Utl.: Munition im Drei-Milliarden-Euro-Streit: Ralph Schmidt soll
Millionenschäden aus Leasing-Geschäft in der Ukraine
mitzuverantworten haben.=

Wien (OTS) - Die Kärntner Hypo hat erstmals einen früheren Manager
ihrer Ex-Konzernmutter BayernLB in Zusammenhang mit einem
problematischen Finanzierungsgeschäft angezeigt. Wie das
Nachrichtenmagazin NEWS in seiner aktuellen Ausgabe berichtet, soll
der frühere BayernLB-Vorstand Ralph Schmidt 2008 im Kreditausschuss
des Hypo-Aufsichtsrats ein hinterfragenswertes Leasinggeschäft in der
Ukraine mitgenehmigt haben.

Die Hypo äußert den Verdacht, dass die "massivrisikobehaftete"
Finanzierung in wirtschaftlich unvertretbarer Weise "trotz
offensichtlich fehlender Bonität und mangelnder Besicherung"
durchgeführt worden sei. Der Kärntner Bank wäre daraus ein
Vermögensnachteil von knapp 13,5 Millionen Euro entstanden.

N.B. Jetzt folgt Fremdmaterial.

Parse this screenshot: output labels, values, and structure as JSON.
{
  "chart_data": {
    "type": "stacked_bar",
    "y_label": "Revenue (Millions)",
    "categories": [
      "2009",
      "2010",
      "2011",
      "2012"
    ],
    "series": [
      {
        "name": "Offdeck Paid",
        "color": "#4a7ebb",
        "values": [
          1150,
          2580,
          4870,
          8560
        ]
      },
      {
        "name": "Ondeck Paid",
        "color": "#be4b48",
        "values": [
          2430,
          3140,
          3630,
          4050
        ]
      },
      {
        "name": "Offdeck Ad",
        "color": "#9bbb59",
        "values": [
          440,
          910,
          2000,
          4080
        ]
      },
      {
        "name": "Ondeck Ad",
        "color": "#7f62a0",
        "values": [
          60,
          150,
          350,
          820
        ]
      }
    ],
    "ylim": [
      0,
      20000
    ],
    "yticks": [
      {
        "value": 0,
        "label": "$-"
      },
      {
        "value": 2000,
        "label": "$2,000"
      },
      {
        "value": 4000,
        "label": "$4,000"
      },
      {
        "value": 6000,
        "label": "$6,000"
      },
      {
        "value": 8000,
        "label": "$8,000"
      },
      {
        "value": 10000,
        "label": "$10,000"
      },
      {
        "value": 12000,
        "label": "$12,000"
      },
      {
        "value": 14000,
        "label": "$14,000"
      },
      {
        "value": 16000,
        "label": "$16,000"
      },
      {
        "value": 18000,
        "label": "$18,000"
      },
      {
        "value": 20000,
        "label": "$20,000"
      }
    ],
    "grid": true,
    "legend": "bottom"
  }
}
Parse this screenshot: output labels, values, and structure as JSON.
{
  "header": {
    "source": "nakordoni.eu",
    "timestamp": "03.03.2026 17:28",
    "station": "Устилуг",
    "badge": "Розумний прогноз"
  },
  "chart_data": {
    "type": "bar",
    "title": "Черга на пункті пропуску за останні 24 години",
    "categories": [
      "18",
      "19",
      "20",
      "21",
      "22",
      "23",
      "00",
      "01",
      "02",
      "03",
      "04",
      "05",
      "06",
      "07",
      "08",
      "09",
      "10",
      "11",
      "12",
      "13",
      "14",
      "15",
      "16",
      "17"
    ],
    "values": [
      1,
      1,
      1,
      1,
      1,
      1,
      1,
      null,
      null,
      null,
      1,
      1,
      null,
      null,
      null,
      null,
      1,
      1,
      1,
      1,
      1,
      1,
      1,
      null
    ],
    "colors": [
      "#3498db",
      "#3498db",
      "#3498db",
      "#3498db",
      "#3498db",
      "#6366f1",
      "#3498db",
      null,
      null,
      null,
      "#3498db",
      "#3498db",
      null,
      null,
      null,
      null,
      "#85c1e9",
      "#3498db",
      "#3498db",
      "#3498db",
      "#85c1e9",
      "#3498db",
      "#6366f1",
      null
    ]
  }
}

Die Sachverhaltsdarstellung umfasst mehrere Geschäftsfälle und
richtet sich gegen insgesamt neun Personen - größtenteils Ex-Manager
der Hypo. Dem Vernehmen nach hat die Staatsanwaltschaft Ermittlungen
gestartet, Schmidts Anwalt wollte auf Anfrage keinen Kommentar in der
Sache abgeben. Fälle wie dieser sind willkommene Munition für die
Republik Österreich, wenn es um die Frage geht, ob die
notverstaatlichte Hypo der BayernLB ab 2013 knapp drei Milliarden
Euro an Krediten zurückzahlen muss oder nicht.